Maryland Attorney General Brian Frosh said last week that the money is a settlement that resolves a 2012 contract to design a new Medicaid benefits system for the Maryland Department of Health (MDH). CSC had agreed to design a modern replacement for the original Medicaid system that launched in 1992, yet delays and disputes over services and payments ground the project to a halt.
“This settlement compensates the state for the damages it suffered from the failure of CSC to live up to its obligations under its contract with MDH,” Frosh said in a statement.
Legal documents filed by state say that after MDH awarded the contract to CSC the project began to lag behind almost immediately, with serious delays occurring after the first year.
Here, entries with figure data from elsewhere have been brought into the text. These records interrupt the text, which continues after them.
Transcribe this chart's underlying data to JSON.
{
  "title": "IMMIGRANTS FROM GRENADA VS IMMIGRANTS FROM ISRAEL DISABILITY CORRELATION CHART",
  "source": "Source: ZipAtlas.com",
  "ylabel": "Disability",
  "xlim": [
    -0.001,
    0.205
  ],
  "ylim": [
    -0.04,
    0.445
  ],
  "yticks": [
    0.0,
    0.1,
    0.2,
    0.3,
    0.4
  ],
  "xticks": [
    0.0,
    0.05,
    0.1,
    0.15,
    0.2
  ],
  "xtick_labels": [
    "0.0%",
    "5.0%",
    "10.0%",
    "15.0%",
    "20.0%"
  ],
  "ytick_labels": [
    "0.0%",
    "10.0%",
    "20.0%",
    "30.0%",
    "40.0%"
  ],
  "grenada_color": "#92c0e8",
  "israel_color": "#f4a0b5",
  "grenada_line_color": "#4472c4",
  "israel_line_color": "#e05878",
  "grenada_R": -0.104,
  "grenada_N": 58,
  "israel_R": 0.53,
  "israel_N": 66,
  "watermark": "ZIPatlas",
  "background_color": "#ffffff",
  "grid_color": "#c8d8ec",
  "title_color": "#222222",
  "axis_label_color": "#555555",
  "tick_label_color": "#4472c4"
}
The state said that CSC called for “millions of dollars in additional state payments” to finish the job that had a fixed cost of $170 million.
Two years into the project, service disagreements pushed MDH to suspend the contract, and in 2015, after paying $27 million, the state terminated the contract altogether to seek legal damages.
The $81 million settlement resolves the dispute, Frosh told the Baltimore Sun, but it does not allow the state to fully recover what it lost. The state had originally sued CSC for $500 million in damages based on repairs that had to be done after MDH terminated the contract.
The next steps will be to negotiate how much of the settlement will be kept by the state and how much of it will be returned to federal agencies, which paid about 90 percent of the original project costs. Frosh did not indicate whether Maryland still intends to procure a new Medicaid system or whether the project has been tabled.
Presently, MDH continues to operate on the old IT system that processes roughly $10 billion in Medicaid payments each year.